Wharton sent Alleyn a copy of the case for modified episcopacy ‘with some circumstances’, and when Parliament reassembled after the recess he urged that a day should be appointed to discuss the Worcester House declaration, but ‘not to do it too suddenly’. He was appointed to the committee for the attainder bill, and took the chair in the committee for the Windham estate bill. He was among those instructed to bring in a clause to repeal the Statute of Liveries, to prepare for a conference on college leases, to report on amendments to the bill for abolition of the court of wards, and to bring in a clause to prevent the adulteration of wine.4

At the general election Alleyn stood down in favour of his friend Sir Edward Mosley; but although he took no further part in politics, his Puritan conscience fought a losing battle with the worldly temptations of the Finches.
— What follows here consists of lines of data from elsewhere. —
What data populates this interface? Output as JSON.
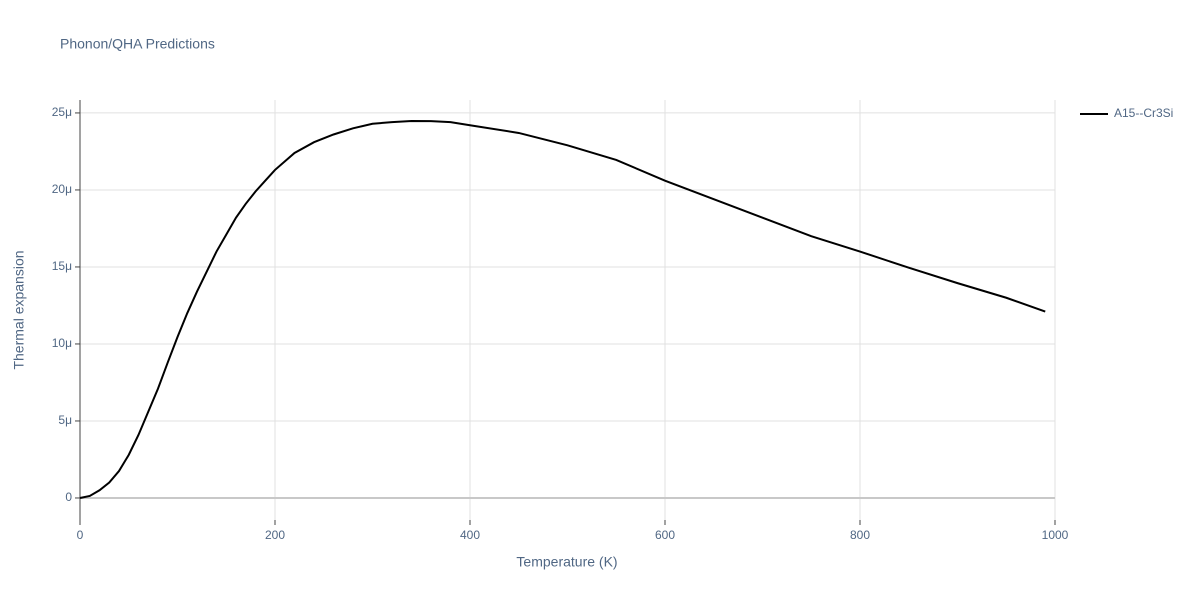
{
  "chart_data": {
    "type": "line",
    "title": "Phonon/QHA Predictions",
    "x_label": "Temperature (K)",
    "y_label": "Thermal expansion",
    "x": [
      0,
      10,
      20,
      30,
      40,
      50,
      60,
      70,
      80,
      90,
      100,
      110,
      120,
      130,
      140,
      150,
      160,
      170,
      180,
      190,
      200,
      220,
      240,
      260,
      280,
      300,
      320,
      340,
      360,
      380,
      400,
      450,
      500,
      550,
      600,
      650,
      700,
      750,
      800,
      850,
      900,
      950,
      990
    ],
    "series": [
      {
        "name": "A15--Cr3Si",
        "color": "#000000",
        "values": [
          0,
          1.3e-07,
          5e-07,
          1e-06,
          1.75e-06,
          2.8e-06,
          4.1e-06,
          5.6e-06,
          7.1e-06,
          8.8e-06,
          1.045e-05,
          1.2e-05,
          1.34e-05,
          1.47e-05,
          1.6e-05,
          1.71e-05,
          1.82e-05,
          1.91e-05,
          1.99e-05,
          2.06e-05,
          2.13e-05,
          2.24e-05,
          2.31e-05,
          2.36e-05,
          2.4e-05,
          2.43e-05,
          2.44e-05,
          2.448e-05,
          2.447e-05,
          2.44e-05,
          2.42e-05,
          2.37e-05,
          2.29e-05,
          2.195e-05,
          2.06e-05,
          1.94e-05,
          1.82e-05,
          1.7e-05,
          1.6e-05,
          1.495e-05,
          1.395e-05,
          1.3e-05,
          1.21e-05
        ]
      }
    ],
    "xlim": [
      0,
      1000
    ],
    "xticks": [
      0,
      200,
      400,
      600,
      800,
      1000
    ],
    "ylim": [
      -1.43e-06,
      2.584e-05
    ],
    "yticks": [
      0,
      {
        "value": 5e-06,
        "label": "5μ"
      },
      {
        "value": 1e-05,
        "label": "10μ"
      },
      {
        "value": 1.5e-05,
        "label": "15μ"
      },
      {
        "value": 2e-05,
        "label": "20μ"
      },
      {
        "value": 2.5e-05,
        "label": "25μ"
      }
    ],
    "grid": true,
    "legend": "top-right"
  }
}
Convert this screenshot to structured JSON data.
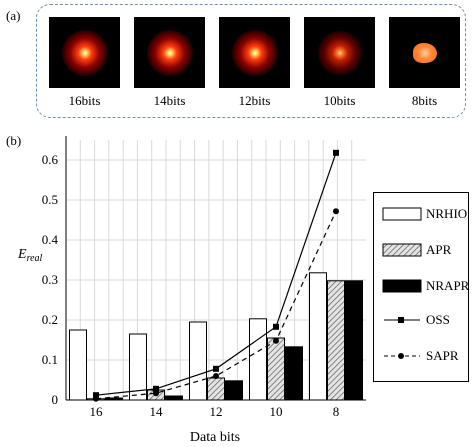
{
  "panel_a": {
    "label": "(a)",
    "images": [
      {
        "label": "16bits"
      },
      {
        "label": "14bits"
      },
      {
        "label": "12bits"
      },
      {
        "label": "10bits"
      },
      {
        "label": "8bits"
      }
    ]
  },
  "panel_b": {
    "label": "(b)"
  },
  "chart_data": {
    "type": "bar",
    "xlabel": "Data bits",
    "ylabel": "E_real",
    "ylabel_main": "E",
    "ylabel_sub": "real",
    "categories": [
      "16",
      "14",
      "12",
      "10",
      "8"
    ],
    "ylim": [
      0,
      0.65
    ],
    "yticks": [
      "0",
      "0.1",
      "0.2",
      "0.3",
      "0.4",
      "0.5",
      "0.6"
    ],
    "grid": true,
    "legend_position": "right",
    "bar_series": [
      {
        "name": "NRHIO",
        "values": [
          0.175,
          0.165,
          0.195,
          0.203,
          0.318
        ],
        "fill": "#ffffff",
        "pattern": "none"
      },
      {
        "name": "APR",
        "values": [
          0.003,
          0.025,
          0.055,
          0.155,
          0.298
        ],
        "fill": "#bdbdbd",
        "pattern": "hatch"
      },
      {
        "name": "NRAPR",
        "values": [
          0.005,
          0.01,
          0.048,
          0.133,
          0.298
        ],
        "fill": "#000000",
        "pattern": "none"
      }
    ],
    "line_series": [
      {
        "name": "OSS",
        "values": [
          0.012,
          0.028,
          0.078,
          0.183,
          0.618
        ],
        "marker": "square",
        "dash": "solid"
      },
      {
        "name": "SAPR",
        "values": [
          0.003,
          0.017,
          0.06,
          0.148,
          0.472
        ],
        "marker": "circle",
        "dash": "dashed"
      }
    ],
    "legend": [
      "NRHIO",
      "APR",
      "NRAPR",
      "OSS",
      "SAPR"
    ]
  }
}
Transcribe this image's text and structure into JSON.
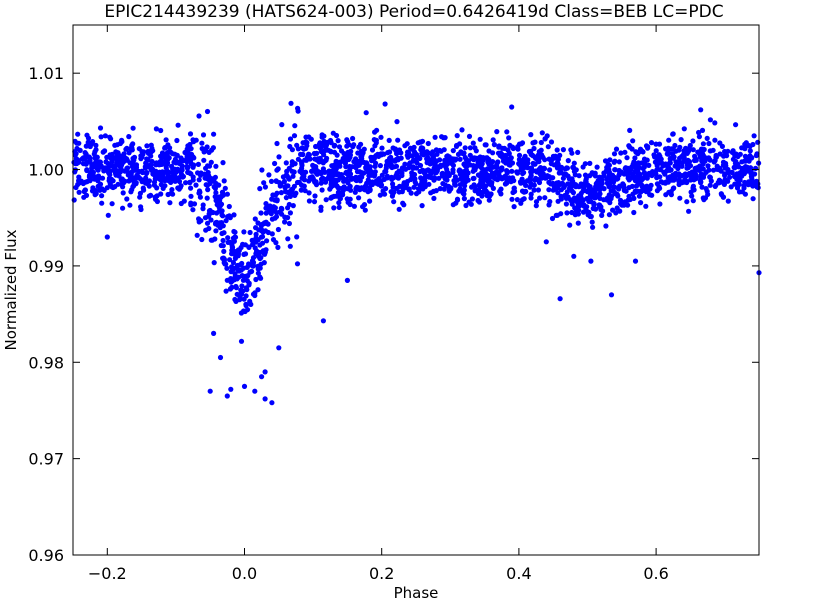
{
  "chart_data": {
    "type": "scatter",
    "title": "EPIC214439239 (HATS624-003)  Period=0.6426419d  Class=BEB  LC=PDC",
    "xlabel": "Phase",
    "ylabel": "Normalized Flux",
    "xlim": [
      -0.25,
      0.75
    ],
    "ylim": [
      0.96,
      1.015
    ],
    "x_ticks": [
      -0.2,
      0.0,
      0.2,
      0.4,
      0.6
    ],
    "x_tick_labels": [
      "−0.2",
      "0.0",
      "0.2",
      "0.4",
      "0.6"
    ],
    "y_ticks": [
      0.96,
      0.97,
      0.98,
      0.99,
      1.0,
      1.01
    ],
    "y_tick_labels": [
      "0.96",
      "0.97",
      "0.98",
      "0.99",
      "1.00",
      "1.01"
    ],
    "grid": false,
    "marker_color": "#0000ff",
    "model": {
      "baseline": 1.0,
      "primary_eclipse": {
        "center": 0.0,
        "depth": 0.0125,
        "width": 0.035
      },
      "secondary_eclipse": {
        "center": 0.5,
        "depth": 0.0025,
        "width": 0.05
      },
      "n_points": 2600,
      "scatter": 0.0017
    },
    "points": [
      [
        -0.05,
        0.977
      ],
      [
        -0.025,
        0.9765
      ],
      [
        -0.02,
        0.9772
      ],
      [
        0.0,
        0.9775
      ],
      [
        0.03,
        0.9762
      ],
      [
        0.04,
        0.9758
      ],
      [
        0.05,
        0.9815
      ],
      [
        0.03,
        0.979
      ],
      [
        -0.035,
        0.9805
      ],
      [
        -0.045,
        0.983
      ],
      [
        0.115,
        0.9843
      ],
      [
        0.15,
        0.9885
      ],
      [
        0.46,
        0.9866
      ],
      [
        0.535,
        0.987
      ],
      [
        0.57,
        0.9905
      ],
      [
        0.75,
        0.9893
      ],
      [
        -0.2,
        0.993
      ],
      [
        0.44,
        0.9925
      ],
      [
        0.48,
        0.991
      ],
      [
        0.505,
        0.9905
      ],
      [
        0.205,
        1.0068
      ],
      [
        0.665,
        1.0062
      ],
      [
        0.015,
        0.977
      ],
      [
        0.025,
        0.9785
      ]
    ]
  }
}
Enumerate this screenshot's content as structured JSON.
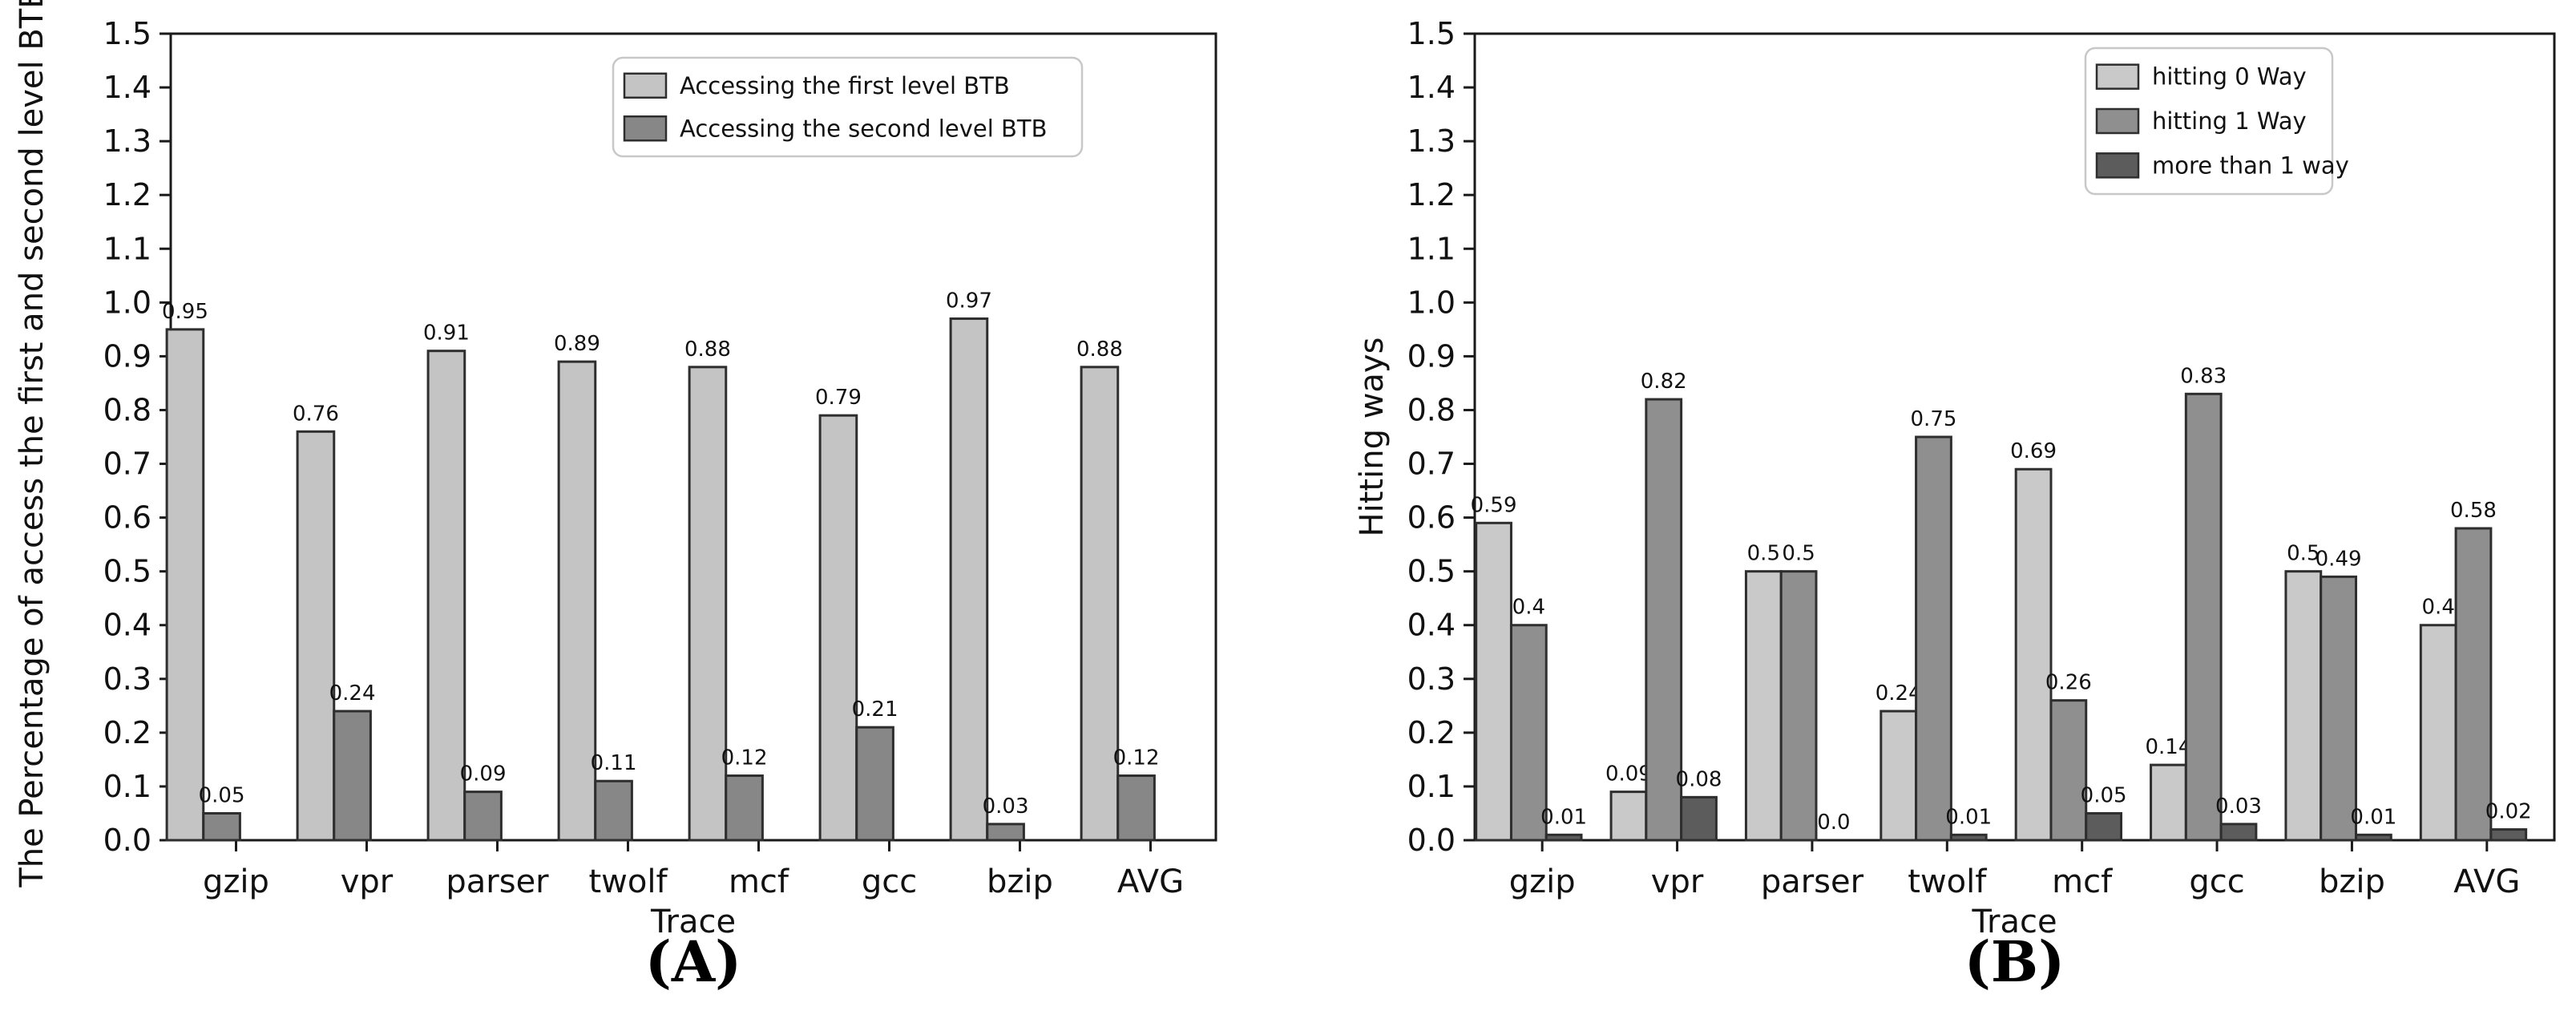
{
  "page": {
    "background": "#ffffff",
    "axis_color": "#1a1a1a"
  },
  "chart_data": [
    {
      "id": "A",
      "caption": "(A)",
      "type": "bar",
      "title": "",
      "xlabel": "Trace",
      "ylabel": "The Percentage of access the first and second level BTB",
      "categories": [
        "gzip",
        "vpr",
        "parser",
        "twolf",
        "mcf",
        "gcc",
        "bzip",
        "AVG"
      ],
      "ylim": [
        0,
        1.5
      ],
      "ytick_step": 0.1,
      "grid": false,
      "legend_position": "upper right inside",
      "bar_edge_color": "#2e2e2e",
      "series": [
        {
          "name": "Accessing the first level BTB",
          "color": "#c4c4c4",
          "values": [
            0.95,
            0.76,
            0.91,
            0.89,
            0.88,
            0.79,
            0.97,
            0.88
          ],
          "labels": [
            "0.95",
            "0.76",
            "0.91",
            "0.89",
            "0.88",
            "0.79",
            "0.97",
            "0.88"
          ]
        },
        {
          "name": "Accessing the second level BTB",
          "color": "#878787",
          "values": [
            0.05,
            0.24,
            0.09,
            0.11,
            0.12,
            0.21,
            0.03,
            0.12
          ],
          "labels": [
            "0.05",
            "0.24",
            "0.09",
            "0.11",
            "0.12",
            "0.21",
            "0.03",
            "0.12"
          ]
        }
      ]
    },
    {
      "id": "B",
      "caption": "(B)",
      "type": "bar",
      "title": "",
      "xlabel": "Trace",
      "ylabel": "Hitting ways",
      "categories": [
        "gzip",
        "vpr",
        "parser",
        "twolf",
        "mcf",
        "gcc",
        "bzip",
        "AVG"
      ],
      "ylim": [
        0,
        1.5
      ],
      "ytick_step": 0.1,
      "grid": false,
      "legend_position": "upper right inside",
      "bar_edge_color": "#2e2e2e",
      "series": [
        {
          "name": "hitting 0 Way",
          "color": "#c9c9c9",
          "values": [
            0.59,
            0.09,
            0.5,
            0.24,
            0.69,
            0.14,
            0.5,
            0.4
          ],
          "labels": [
            "0.59",
            "0.09",
            "0.5",
            "0.24",
            "0.69",
            "0.14",
            "0.5",
            "0.4"
          ]
        },
        {
          "name": "hitting 1 Way",
          "color": "#8f8f8f",
          "values": [
            0.4,
            0.82,
            0.5,
            0.75,
            0.26,
            0.83,
            0.49,
            0.58
          ],
          "labels": [
            "0.4",
            "0.82",
            "0.5",
            "0.75",
            "0.26",
            "0.83",
            "0.49",
            "0.58"
          ]
        },
        {
          "name": "more than 1 way",
          "color": "#5c5c5c",
          "values": [
            0.01,
            0.08,
            0.0,
            0.01,
            0.05,
            0.03,
            0.01,
            0.02
          ],
          "labels": [
            "0.01",
            "0.08",
            "0.0",
            "0.01",
            "0.05",
            "0.03",
            "0.01",
            "0.02"
          ]
        }
      ]
    }
  ]
}
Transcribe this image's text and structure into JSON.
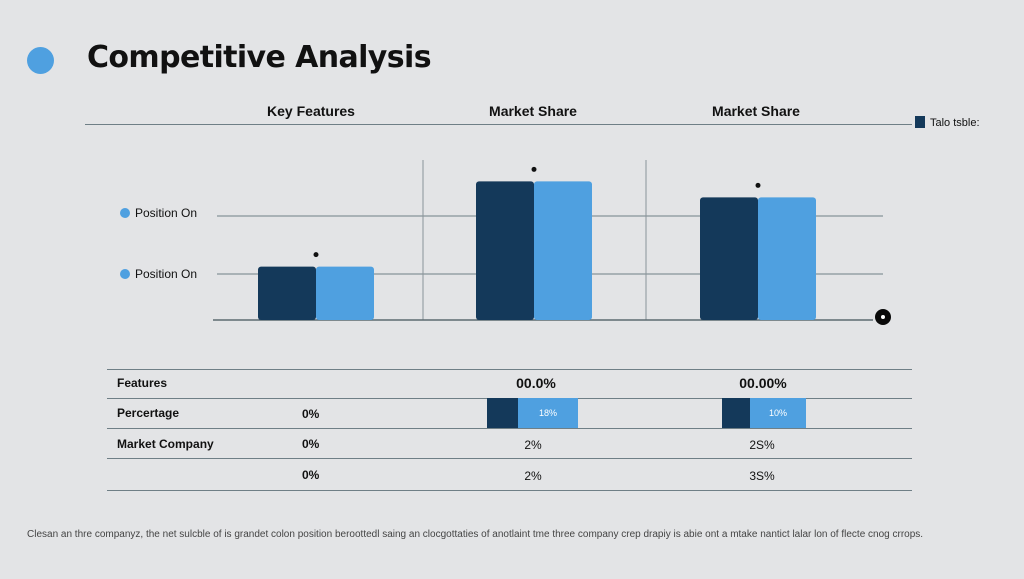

It was doubtless Sir John Finch who put him up for the Royal Society, but he was not to remain a member for long. The two brothers invited him to play bowls and drink claret at Kensington on a Sunday. He accepted, borrowing a coach from a disapproving kinswoman, but returned with a raging headache which developed into a fatal fever. He died on 26 June 1663 and was buried at Little Waltham, to which parish he bequeathed £300 for apprenticing poor boys. Other legacies to family and friends, including Mosley, totalled £3,500. On his memorial inscription he was described as ‘not more famous for his eminent learning and knowledge in the laws than for his great integrity and uprightness, and his exemplary charity, both living and dying’.5

Ref Volumes: 1660-1690

Authors: M. W. Helms / John. P. Ferris

Notes

  • 1. Morant, Essex, ii. 94; T. N. Benson and A. T. Chapman, Little Waltham, 12; Al. Cant. i. 17; HMC Sackville, i. 153.
  • 2. Morant, ii. 131; Newcourt, Rep. ii. 634; Benson and Chapman, 16; Woodcock Pprs. (Cam. Misc. xi), 75.
  • 3. Bowman diary, ff. 107, 117v, 150; CJ, viii. 124, 128; Old Parl. Hist. xxii. 414.
  • 4. Old Parl. Hist. xxiii. 5; CJ, viii. 198, 205, 219, 220, 223.
  • 5. Woodcock Pprs. 75; PCC 76 Juxon; Benson and Chapman, 17.